È difficile scrivere una poesia
in prigione;
l’aria non si lascia catturare
dal poeta.
Le stagioni trascorrono non viste
e non accendono un fuoco giovane
in questo palazzo cupo e vuoto di passione.
Le parole delicate sono rare e ubriache
contro il metallo delle chiavi;
occhi spalancati fissano enormi zeri
e chiedono soltanto compassione.

Ma la compassione non ispira il poeta.
E tuttavia la poesia ha bisogno di un suggerimento.
Qui non vi è neanche la tristezza del canto,
neanche un meraviglioso furore,
gli uccelli non battono le ali.

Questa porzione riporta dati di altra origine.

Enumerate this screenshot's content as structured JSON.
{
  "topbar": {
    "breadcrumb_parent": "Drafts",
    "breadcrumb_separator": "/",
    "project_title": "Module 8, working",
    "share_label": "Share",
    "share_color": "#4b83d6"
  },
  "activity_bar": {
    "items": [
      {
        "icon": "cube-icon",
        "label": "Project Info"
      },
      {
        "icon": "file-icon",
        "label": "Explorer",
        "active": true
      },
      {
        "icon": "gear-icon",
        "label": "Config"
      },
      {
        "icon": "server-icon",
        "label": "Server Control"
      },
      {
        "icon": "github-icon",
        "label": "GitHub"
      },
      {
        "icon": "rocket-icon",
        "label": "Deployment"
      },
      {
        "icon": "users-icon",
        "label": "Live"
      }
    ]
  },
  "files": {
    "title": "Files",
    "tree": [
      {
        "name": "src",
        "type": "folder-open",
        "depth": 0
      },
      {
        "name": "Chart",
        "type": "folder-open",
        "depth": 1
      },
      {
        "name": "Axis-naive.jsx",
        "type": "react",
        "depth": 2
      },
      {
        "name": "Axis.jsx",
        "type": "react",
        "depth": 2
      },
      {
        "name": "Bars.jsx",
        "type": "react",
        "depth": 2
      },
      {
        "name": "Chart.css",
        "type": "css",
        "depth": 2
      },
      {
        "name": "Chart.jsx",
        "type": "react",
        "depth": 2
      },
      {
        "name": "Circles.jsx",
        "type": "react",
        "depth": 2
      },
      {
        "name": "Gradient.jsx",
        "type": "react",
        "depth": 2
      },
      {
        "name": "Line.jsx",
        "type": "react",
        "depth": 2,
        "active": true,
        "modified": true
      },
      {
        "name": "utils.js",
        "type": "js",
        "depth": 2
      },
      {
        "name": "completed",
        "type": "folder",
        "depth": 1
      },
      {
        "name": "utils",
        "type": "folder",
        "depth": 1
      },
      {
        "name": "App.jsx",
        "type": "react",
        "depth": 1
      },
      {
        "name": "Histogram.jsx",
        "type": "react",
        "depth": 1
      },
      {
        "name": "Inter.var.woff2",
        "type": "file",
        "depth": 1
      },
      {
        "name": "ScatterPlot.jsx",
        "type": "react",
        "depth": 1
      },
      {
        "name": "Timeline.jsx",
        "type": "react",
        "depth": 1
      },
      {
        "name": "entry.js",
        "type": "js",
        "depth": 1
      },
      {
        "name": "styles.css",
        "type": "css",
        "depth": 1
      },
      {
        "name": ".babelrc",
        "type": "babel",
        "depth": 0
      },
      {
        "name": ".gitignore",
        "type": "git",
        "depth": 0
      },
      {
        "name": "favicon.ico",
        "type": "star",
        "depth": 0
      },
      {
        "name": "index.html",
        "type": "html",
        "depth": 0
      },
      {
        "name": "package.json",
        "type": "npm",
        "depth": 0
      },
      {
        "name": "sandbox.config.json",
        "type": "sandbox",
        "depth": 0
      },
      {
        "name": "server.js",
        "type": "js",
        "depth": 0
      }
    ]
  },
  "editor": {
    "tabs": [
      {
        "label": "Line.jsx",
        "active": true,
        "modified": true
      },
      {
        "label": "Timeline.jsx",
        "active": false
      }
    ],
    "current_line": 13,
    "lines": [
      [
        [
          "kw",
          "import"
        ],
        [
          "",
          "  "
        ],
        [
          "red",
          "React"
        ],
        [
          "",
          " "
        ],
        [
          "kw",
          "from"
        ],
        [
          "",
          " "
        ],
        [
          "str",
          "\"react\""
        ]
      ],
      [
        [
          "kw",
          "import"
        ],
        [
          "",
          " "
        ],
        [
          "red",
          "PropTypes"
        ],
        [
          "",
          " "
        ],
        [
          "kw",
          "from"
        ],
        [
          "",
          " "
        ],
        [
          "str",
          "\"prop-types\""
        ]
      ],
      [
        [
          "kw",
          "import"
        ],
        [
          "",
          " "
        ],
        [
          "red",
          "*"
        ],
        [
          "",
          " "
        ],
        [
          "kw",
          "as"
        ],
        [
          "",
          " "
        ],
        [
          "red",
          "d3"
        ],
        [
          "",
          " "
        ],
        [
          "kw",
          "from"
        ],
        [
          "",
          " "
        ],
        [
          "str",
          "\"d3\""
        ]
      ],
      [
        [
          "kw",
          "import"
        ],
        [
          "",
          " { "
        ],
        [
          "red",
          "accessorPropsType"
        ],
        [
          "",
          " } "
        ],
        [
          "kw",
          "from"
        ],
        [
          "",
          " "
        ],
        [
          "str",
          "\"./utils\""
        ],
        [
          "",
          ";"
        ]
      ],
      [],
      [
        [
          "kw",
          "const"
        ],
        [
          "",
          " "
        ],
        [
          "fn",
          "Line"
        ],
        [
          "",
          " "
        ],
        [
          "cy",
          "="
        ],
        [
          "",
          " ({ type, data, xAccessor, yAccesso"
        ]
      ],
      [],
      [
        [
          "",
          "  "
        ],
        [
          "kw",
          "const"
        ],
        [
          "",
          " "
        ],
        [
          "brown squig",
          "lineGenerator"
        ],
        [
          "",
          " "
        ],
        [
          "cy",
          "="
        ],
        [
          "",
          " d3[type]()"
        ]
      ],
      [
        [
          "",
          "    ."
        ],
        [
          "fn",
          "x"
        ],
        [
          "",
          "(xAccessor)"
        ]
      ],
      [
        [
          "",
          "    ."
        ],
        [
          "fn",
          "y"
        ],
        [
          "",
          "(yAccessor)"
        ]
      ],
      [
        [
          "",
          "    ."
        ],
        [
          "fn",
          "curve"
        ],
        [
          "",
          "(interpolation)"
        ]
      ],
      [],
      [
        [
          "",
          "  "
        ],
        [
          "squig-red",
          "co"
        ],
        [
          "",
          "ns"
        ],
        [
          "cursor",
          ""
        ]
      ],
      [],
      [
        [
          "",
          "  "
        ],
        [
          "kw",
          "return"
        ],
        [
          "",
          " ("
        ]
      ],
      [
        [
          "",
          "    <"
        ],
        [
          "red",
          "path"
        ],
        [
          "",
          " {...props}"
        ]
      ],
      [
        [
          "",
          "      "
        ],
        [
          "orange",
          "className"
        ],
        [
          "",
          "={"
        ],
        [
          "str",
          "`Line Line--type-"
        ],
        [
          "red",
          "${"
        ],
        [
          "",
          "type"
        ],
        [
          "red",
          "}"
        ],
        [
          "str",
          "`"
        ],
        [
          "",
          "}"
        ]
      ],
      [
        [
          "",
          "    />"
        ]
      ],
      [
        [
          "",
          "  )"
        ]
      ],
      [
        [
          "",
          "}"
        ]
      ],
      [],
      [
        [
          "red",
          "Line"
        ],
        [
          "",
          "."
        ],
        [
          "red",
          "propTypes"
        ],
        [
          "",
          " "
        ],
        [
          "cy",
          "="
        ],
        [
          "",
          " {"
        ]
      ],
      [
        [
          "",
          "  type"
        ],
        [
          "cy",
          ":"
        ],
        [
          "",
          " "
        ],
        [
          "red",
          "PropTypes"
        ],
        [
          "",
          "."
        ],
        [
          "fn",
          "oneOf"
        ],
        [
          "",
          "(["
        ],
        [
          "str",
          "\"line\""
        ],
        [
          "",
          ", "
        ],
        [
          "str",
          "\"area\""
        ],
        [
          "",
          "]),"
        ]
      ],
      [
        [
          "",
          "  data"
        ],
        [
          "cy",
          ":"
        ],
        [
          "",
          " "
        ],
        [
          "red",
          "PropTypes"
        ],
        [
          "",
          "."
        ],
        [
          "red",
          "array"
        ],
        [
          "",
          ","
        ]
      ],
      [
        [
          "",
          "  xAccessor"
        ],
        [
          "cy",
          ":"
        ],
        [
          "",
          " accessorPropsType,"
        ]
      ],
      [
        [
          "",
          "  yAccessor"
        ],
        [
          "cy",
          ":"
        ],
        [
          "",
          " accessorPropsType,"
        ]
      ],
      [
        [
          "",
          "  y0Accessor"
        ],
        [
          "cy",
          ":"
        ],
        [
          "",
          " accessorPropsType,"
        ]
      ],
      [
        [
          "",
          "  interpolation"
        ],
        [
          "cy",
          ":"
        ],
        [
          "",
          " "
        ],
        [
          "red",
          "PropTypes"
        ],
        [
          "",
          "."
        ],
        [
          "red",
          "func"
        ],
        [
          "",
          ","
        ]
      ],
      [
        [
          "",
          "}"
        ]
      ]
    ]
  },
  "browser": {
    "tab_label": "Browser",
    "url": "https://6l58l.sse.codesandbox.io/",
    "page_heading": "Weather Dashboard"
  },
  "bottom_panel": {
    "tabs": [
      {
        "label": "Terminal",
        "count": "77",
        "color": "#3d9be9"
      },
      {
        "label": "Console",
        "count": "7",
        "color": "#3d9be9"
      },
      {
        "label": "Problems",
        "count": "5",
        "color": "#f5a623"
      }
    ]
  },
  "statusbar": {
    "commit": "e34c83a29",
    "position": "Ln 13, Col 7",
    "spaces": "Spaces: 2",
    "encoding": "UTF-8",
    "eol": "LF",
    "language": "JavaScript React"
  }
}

E l’amore?
Ebbene l’amore se ne è andato,
l’amore è volato verso la Cina.

TO MAKE A POEM IN PRISON

It is hard to make a poem
In prison;
The air lends itself not
To the singer.
The Seasons creep by unseen
And spark no fresh fìre
In this dark palace of no passion.
Soft words are rare and drunk drunk
Against the clang of keys;
Wide eyes stare fat zeros
And plea only for pity.

But pity is not for the poet.
Yet poems must be primed.
Here is not even sadness for singing,
Not even a beautiful rage rage,
No birds are winging. The air
Is empty of laughter. And love?
Why, love has gone,
Love has flown to China.

 

*L’idea degli antenati. Poesia del Black Power (Gwynplaine 2013)
a cura di J. Lussu / introduzione di Roberto Giammanco / postfazione di Silvia Baraldini

Curato e tradotto da Joyce Lussu, il presente volume raccoglie una selezione di poesie scritte durante gli anni del Movimento per i diritti civili negli Stati Uniti dai migliori poeti del “Black Power”. I versi proposti esprimono la sofferenza e la volontà di lotta degli afro-americani di fronte a una questione razziale ancora oggi, nell’America di Obama, tutt’altro che risolta, come spiega Silvia Baraldini nella sua post-fazione all’opera. Con un saggio introduttivo di Roberto Giammanco.